İngiltere bunlarla ilişkisini Kurtuluş’tan sonra da sürdürdü…

Günümüzde sayıları daha da artmış olan bu hainlerin ardılları, şimdi AB-D ajanı olarak çalışmaktadırlar. Dünün İngiliz muhibbi liberaller, günümüzde AB-D hayranı liboş, Kürt Tealicileri PKK’lı, İslam Tealicileri Siyasal İslamcı oldular. Örneğin, dün Mustafa Sabri ve İskilipli Atıf gibi İslam Tealiciler, “Yunan Ordusu Halife’nin ordusudur” diyorlardı. Günümüzdeki ardılları “keşke Yunan kazansaydı” diyor…

***

Bilge devlet adamı İzzetbegoviç’in dediği gibi, “Türk’ü yok etmek için bin yıldır hazırlananlar”, Kurtuluş’tan sonra da “bir gün bile durmadan” çalışmalarını sürdürerek, bu hainler aracılığı ile 10’un üzerinde isyan çıkartıp Türkiye Cumhuriyeti’ni yıkmak istediler. Fakat Atatürk’ün sağlığında başaramadılar…
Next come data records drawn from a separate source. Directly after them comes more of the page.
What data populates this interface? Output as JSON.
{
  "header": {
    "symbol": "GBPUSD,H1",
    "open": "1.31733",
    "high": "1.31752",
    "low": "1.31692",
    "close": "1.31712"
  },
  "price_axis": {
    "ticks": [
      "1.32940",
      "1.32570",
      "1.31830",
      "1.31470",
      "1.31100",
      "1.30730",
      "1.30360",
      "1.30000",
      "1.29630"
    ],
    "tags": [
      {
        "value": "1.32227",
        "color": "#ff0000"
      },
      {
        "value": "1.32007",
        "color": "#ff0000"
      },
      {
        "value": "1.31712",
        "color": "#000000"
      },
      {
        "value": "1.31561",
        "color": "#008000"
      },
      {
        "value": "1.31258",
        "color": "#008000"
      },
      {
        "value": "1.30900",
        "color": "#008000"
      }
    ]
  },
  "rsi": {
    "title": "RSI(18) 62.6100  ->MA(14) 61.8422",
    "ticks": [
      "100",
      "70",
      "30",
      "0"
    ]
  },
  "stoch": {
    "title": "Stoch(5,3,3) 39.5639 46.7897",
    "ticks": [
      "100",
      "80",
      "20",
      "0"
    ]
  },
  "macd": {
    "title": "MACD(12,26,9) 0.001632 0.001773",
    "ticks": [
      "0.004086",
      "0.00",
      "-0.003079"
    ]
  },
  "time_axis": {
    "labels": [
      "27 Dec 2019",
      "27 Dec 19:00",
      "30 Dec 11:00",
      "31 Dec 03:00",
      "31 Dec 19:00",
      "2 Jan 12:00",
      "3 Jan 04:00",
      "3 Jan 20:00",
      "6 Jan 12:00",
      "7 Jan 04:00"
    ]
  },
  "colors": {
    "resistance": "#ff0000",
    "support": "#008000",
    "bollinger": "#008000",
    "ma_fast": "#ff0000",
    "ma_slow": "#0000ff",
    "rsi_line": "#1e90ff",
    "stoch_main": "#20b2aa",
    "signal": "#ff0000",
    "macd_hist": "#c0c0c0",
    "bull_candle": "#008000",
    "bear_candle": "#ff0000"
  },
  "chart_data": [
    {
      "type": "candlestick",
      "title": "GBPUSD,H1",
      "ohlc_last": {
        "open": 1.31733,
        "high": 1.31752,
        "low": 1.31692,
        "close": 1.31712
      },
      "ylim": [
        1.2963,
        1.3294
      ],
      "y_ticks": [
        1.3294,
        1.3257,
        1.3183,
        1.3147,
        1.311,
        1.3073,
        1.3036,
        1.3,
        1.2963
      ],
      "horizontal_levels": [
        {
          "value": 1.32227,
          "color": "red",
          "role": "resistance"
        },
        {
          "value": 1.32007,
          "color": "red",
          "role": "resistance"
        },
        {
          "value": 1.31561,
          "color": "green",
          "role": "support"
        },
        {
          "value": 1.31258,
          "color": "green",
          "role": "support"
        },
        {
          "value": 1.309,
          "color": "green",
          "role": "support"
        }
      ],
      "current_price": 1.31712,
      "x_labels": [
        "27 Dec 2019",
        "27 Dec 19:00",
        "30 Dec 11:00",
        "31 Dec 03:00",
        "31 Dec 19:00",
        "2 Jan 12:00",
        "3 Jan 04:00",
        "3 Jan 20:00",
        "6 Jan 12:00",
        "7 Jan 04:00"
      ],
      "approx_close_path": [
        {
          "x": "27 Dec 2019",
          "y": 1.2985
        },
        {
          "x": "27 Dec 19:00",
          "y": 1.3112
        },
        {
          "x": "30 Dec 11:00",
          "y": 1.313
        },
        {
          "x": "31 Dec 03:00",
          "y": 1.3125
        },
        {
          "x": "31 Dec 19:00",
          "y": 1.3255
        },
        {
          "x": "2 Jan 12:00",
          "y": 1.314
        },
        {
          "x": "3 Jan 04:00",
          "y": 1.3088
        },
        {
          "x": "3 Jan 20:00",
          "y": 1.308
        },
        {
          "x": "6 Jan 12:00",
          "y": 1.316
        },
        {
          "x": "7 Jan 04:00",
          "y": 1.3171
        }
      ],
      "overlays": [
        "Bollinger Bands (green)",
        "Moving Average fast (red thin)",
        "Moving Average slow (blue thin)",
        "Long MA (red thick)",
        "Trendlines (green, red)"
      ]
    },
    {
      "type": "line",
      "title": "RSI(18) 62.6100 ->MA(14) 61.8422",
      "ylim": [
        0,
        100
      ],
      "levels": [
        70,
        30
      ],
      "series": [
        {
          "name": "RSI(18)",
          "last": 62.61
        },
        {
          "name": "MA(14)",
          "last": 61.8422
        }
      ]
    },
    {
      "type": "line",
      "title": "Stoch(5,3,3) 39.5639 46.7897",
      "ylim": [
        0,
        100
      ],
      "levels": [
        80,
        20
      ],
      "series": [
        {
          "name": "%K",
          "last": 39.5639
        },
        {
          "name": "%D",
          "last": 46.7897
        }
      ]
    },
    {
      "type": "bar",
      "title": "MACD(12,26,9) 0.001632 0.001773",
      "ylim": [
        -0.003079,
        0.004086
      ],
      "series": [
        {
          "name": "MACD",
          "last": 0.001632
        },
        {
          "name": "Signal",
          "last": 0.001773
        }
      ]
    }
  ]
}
Ne yazık ki Atatürk’ten sonra devletin başına geçen, “aymazlık (gaflet), sapkınlık (dalalet)  ve hatta hıyanet içindeki” yöneticiler emperyalistlere teslim olunca, bin yıllık projelerini yaşama geçirmek için, bir yandan kültür emperyalizmi ile insanlarımızı yozlaştırarak ulusal bilincimizi yok etmeye, bir yandan da ayrıştırıp vuruşturarak parçalama planları yapmaya başladılar…

1960’larda AB-D karşıtı solun güçlenmesi üzerine, sağ-sol çatışmaları başlatıldı…

Kıbrıs’ın Yunanistan’a katılması (enosis) için, 1974 yılında Rumlar Türklere soykırım uygulamaya başladı. AB-D’nin karşı çıkmasına karşın Ecevit Hükümeti Kıbrıs’a müdahale ederek enosisi önledi. Oysa o zamana kadar hükümetler, hep AB-D’ye sadık (!) bir müttefik olmuşlardı. Buna yanıt olarak Ermeni ASALA terör örgütünü kurdular…

ASALA,Paris- Orly havalimanında THY uçağına sabotaj yapmak isterken, aralarında Türk olmayanların da bulunduğu büyük bir katliama neden olunca, bu terör örgütünün kendilerine de zarar verdiğini gördüler ve görevine son vererek, yalnız Türkiye’de eylem yapacak PKK terör örgütünü kurdular. Ayrıca bir an önce parçalayıp yok etmek için yeni ayrıştırma ve çatıştırma odakları arayışına başladılar!..

PKK dışında, bölücülük yapabilecek başka etnik kimlikler aradılar. Bazı Laz ve Çerkez ajanlar buldular. Fakat bunlar halk arasında taraftar bulamadı…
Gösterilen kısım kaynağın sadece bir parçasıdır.